Venture investors we spoke with toward the end of the year said they hope that leadership changes at the Federal Trade Commission and U.S. Department of Justice will loosen the regulatory environment enough to encourage more startup acquisitions, after deals such as Amazon’s proposed $1.4 billion acquisition of iRobot were quashed by regulators in the Biden administration.

Venture investment to continue recovery

More liquidity in the market would also help firms raise new funds to invest, driving more investment into startups.

“History just shows very clearly that when there’s positive liquidity, more money goes into venture funds,” Beezer Clarkson, a partner at Sapphire Partners, said in an interview last year.

Other VCs we spoke with also expect 2025 venture spending to be quite strong, led by a continued surge in AI investment. That follows a year in which artificial intelligence startups captured nearly a third of all venture capital worldwide, with the $42 billion raised by AI startups in Q4 shattering quarterly records.

More crypto, less immigration?

Speaking of less regulation, the crypto and blockchain sector is expected to be one of the main beneficiaries of a more laissez faire approach by the new federal administration.

Immediately after Trump’s election victory, Bitcoin prices soared to more than $100,000. They’ve dipped slightly since but are still double where they were a year ago — reflecting a renewed bullishness that Trump and his allies will be staunch supporters of crypto.

That is expected to bring a renewed focus to Web3 overall, Yash Patel, general partner at investment firm Titanium Ventures, told Senior Reporter Chris Metinko late last year.
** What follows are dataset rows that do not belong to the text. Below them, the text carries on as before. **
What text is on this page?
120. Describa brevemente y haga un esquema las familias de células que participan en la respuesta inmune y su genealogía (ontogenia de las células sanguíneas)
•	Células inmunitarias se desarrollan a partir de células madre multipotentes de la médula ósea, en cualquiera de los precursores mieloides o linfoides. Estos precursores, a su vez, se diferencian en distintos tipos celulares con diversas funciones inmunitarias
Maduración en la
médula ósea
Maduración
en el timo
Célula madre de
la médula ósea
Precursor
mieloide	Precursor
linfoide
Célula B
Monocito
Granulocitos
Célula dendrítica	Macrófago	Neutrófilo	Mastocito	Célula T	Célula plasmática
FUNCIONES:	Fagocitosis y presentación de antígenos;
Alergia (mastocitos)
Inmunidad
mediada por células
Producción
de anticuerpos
“You’ll see bigger companies get more engaged with Web3,” he said.

Not all of the new administration’s proposed policies would be beneficial to the startup world, however. Donald Trump’s proposed import tariffs could drive inflation higher again — and, in turn, spike interest rates further.
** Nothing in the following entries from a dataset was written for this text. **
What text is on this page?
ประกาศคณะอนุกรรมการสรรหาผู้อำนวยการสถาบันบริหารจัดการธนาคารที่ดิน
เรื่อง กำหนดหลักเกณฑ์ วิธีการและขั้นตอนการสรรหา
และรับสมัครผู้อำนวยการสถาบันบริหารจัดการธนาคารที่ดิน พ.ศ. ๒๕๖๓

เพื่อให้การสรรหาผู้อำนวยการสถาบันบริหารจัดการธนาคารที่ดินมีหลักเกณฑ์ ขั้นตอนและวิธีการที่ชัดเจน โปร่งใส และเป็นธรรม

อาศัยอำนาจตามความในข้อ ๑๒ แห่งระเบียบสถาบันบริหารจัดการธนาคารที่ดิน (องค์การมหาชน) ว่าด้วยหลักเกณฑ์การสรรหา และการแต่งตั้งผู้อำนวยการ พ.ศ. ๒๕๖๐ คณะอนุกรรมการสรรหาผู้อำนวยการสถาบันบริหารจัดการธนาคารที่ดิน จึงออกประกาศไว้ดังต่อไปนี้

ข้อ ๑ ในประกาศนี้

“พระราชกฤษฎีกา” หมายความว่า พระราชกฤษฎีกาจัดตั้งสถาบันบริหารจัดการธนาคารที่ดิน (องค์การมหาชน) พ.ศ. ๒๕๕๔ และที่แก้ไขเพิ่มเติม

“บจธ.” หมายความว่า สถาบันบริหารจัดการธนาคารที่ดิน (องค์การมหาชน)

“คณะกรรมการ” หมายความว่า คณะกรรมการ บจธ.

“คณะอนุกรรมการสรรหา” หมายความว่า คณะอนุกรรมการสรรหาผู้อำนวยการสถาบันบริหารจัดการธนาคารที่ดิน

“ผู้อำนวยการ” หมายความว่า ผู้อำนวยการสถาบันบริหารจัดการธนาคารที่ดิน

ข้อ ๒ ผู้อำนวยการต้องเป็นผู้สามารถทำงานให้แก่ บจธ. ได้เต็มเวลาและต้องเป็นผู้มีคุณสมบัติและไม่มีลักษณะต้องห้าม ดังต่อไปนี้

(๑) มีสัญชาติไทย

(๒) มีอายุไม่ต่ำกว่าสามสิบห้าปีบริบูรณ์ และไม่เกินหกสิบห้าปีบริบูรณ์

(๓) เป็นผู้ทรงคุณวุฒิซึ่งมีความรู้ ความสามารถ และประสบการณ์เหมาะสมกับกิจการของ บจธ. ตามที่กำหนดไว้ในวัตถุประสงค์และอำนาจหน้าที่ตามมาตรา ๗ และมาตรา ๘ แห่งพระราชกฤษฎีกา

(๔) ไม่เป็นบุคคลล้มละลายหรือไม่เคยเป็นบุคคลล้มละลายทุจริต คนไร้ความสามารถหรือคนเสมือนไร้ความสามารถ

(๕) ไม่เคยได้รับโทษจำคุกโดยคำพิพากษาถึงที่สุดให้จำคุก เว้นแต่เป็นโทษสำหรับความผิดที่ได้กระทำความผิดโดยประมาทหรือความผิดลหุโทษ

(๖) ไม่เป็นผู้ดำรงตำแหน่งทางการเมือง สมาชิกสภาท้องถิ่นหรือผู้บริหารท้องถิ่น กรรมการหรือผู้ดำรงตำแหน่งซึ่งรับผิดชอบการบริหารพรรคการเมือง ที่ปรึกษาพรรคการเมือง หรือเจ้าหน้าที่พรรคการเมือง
Trump’s Republican allies have also been at odds over the future of legal, high-skilled immigration and the H-1B visa program — issues central to Silicon Valley, which relies on bringing in thousands of foreign engineers to fulfill its need for technical talent.

The president-elect’s views about regulation have also frequently been self-contradictory. While Trump has talked about easing regulations, he and Vice President-elect JD Vance have been frequent and vocal critics of large technology companies such as Google and Meta. Trump also nominated Big Tech critic Gail Slater to lead the Justice Department’s antitrust efforts — signaling continued aggressive antitrust enforcement by the new administration.